The fibrogenesis cascade:
1. Hepatocyte injury (any cause) → necroinflammation and release of DAMPs/PAMPs
2. Kupffer cell (hepatic macrophage) activation → secretion of TGF-beta 1 (the principal pro-fibrotic cytokine) and PDGF
3. Hepatic stellate cell (HSC) activation → myofibroblastic transformation, proliferation, contractility
4. Activated HSCs secrete Type I and III collagen, matrix metalloproteinase inhibitors (TIMPs), and further cytokines → extracellular matrix (ECM) accumulation in the space of Disse → sinusoidal fibrosis
5. Progressive collagen deposition → distortion of hepatic architecture → nodular regeneration = cirrhosis
Consequences of cirrhosis:
• Architectural distortion → increased intrahepatic vascular resistance → portal hypertension (oesophageal varices, splenomegaly, ascites, hepatorenal syndrome)
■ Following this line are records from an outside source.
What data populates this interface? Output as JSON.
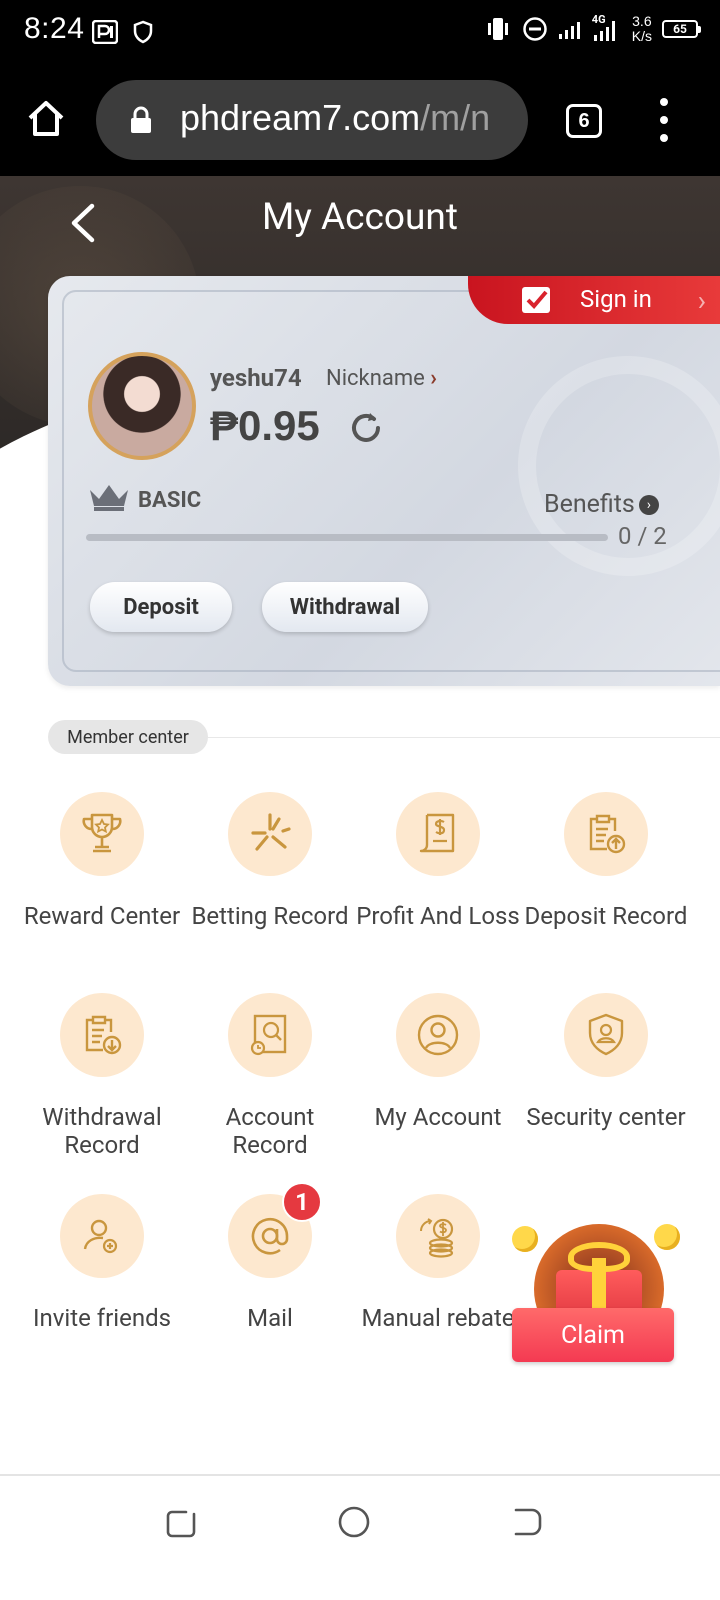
{
  "status_bar": {
    "time": "8:24",
    "net_speed_value": "3.6",
    "net_speed_unit": "K/s",
    "network": "4G",
    "battery": "65"
  },
  "browser": {
    "url_host": "phdream7.com",
    "url_path": "/m/n",
    "tab_count": "6"
  },
  "header": {
    "title": "My Account"
  },
  "account_card": {
    "sign_in_label": "Sign in",
    "username": "yeshu74",
    "nickname_label": "Nickname",
    "balance": "₱0.95",
    "vip_level": "BASIC",
    "benefits_label": "Benefits",
    "progress_text": "0 / 2",
    "progress_fraction": 0,
    "deposit_label": "Deposit",
    "withdrawal_label": "Withdrawal"
  },
  "member_center": {
    "section_label": "Member center",
    "items": [
      {
        "label": "Reward Center",
        "icon": "trophy-icon"
      },
      {
        "label": "Betting Record",
        "icon": "betting-record-icon"
      },
      {
        "label": "Profit And Loss",
        "icon": "receipt-dollar-icon"
      },
      {
        "label": "Deposit Record",
        "icon": "clipboard-upload-icon"
      },
      {
        "label": "Withdrawal Record",
        "icon": "clipboard-download-icon"
      },
      {
        "label": "Account Record",
        "icon": "account-record-icon"
      },
      {
        "label": "My Account",
        "icon": "user-circle-icon"
      },
      {
        "label": "Security center",
        "icon": "shield-user-icon"
      },
      {
        "label": "Invite friends",
        "icon": "add-user-icon"
      },
      {
        "label": "Mail",
        "icon": "at-sign-icon",
        "badge": "1"
      },
      {
        "label": "Manual rebate",
        "icon": "coins-icon"
      }
    ]
  },
  "claim": {
    "label": "Claim"
  },
  "colors": {
    "accent_gold": "#d5a25c",
    "icon_bg": "#fde8cf",
    "sign_in_red": "#d9232d",
    "badge_red": "#e53940"
  }
}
• Reduced hepatocyte mass → impaired synthetic function (hypoalbuminaemia, coagulopathy, hypoglycaemia) and impaired detoxification (hyperammonaemia, drug accumulation)
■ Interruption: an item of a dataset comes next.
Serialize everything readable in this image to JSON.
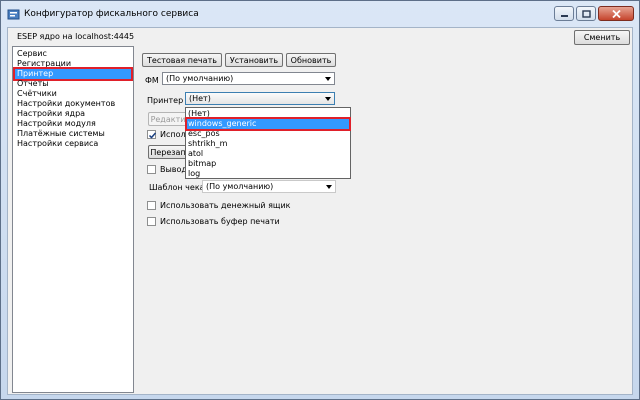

• Activated HSCs → liver stiffness detectable on elastography (FibroScan) even before cirrhosis is radiologically apparent
• Cirrhosis is largely irreversible — hence the urgency of treating underlying causes before end-stage disease; early aetiology-specific therapy can halt fibrosis progression and in some cases allow partial regression
Progression of Chronic Hepatic Injury to Cirrhosis
SELF-CHECK
A 6-year-old girl is found to have chronic liver disease. Liver biopsy shows PAS-diastase-resistant globules within hepatocytes. Serum A1AT level is very low. What is the mechanism of liver injury in this condition?
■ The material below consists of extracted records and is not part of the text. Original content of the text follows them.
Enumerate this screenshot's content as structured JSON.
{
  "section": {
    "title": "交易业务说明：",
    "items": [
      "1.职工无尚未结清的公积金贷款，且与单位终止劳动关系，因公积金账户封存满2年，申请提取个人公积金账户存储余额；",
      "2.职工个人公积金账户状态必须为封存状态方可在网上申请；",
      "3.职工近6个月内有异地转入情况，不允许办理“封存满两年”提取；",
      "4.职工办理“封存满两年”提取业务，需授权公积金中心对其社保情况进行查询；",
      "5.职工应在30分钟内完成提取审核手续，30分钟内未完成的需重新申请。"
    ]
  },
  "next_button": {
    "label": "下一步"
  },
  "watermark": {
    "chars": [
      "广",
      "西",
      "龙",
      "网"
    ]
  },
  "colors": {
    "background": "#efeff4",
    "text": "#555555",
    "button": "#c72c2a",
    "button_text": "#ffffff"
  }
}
A. Absence of A1AT protease inhibitor allows unchecked neutrophil elastase activity, destroying hepatocytes
B. Misfolded A1AT protein accumulates within hepatocytes, causing endoplasmic reticulum stress and hepatocyte apoptosis
C. A1AT activates hepatic stellate cells directly, bypassing inflammation
D. A1AT deficiency causes bile acid accumulation leading to cholestatic liver disease
Reveal Answer
Answer: B. Misfolded A1AT protein accumulates within hepatocytes, causing endoplasmic reticulum stress and hepatocyte apoptosis
A1AT deficiency causes hepatic injury through misfolded protein accumulation in hepatocytes, not through absence of protease inhibitory function (which causes the lung disease). The misfolded PiZ protein is retained in the ER of hepatocytes, causing ER stress, hepatocyte apoptosis, and progressive fibrosis. The PAS-diastase-resistant globules on biopsy represent this retained protein. Lung disease in A1AT deficiency is from absent protease protection, but liver disease is a distinct, protein-misfolding mechanism.
CLINICAL PEARL
The Kasai window — and why neonatal jaundice must never be dismissed as 'physiological' beyond 14 days: In biliary atresia, the Kasai portoenterostomy (hepatoportoenterostomy) achieves bile drainage in 80–90% of cases if performed before 60 days of age, dropping to <30% after 90 days. The operation anastomoses the jejunum directly to the hepatic hilum, bypassing the obliterated extrahepatic ducts. Any conjugated jaundice persisting beyond 14 days of life must be evaluated urgently — a direct bilirubin >20% of total bilirubin is the threshold for cholestasis workup. Pale (acholic) stools and dark urine in a jaundiced neonate make biliary atresia the working diagnosis until proven otherwise. Missing this window condemns the child to early cirrhosis and transplant at a younger age.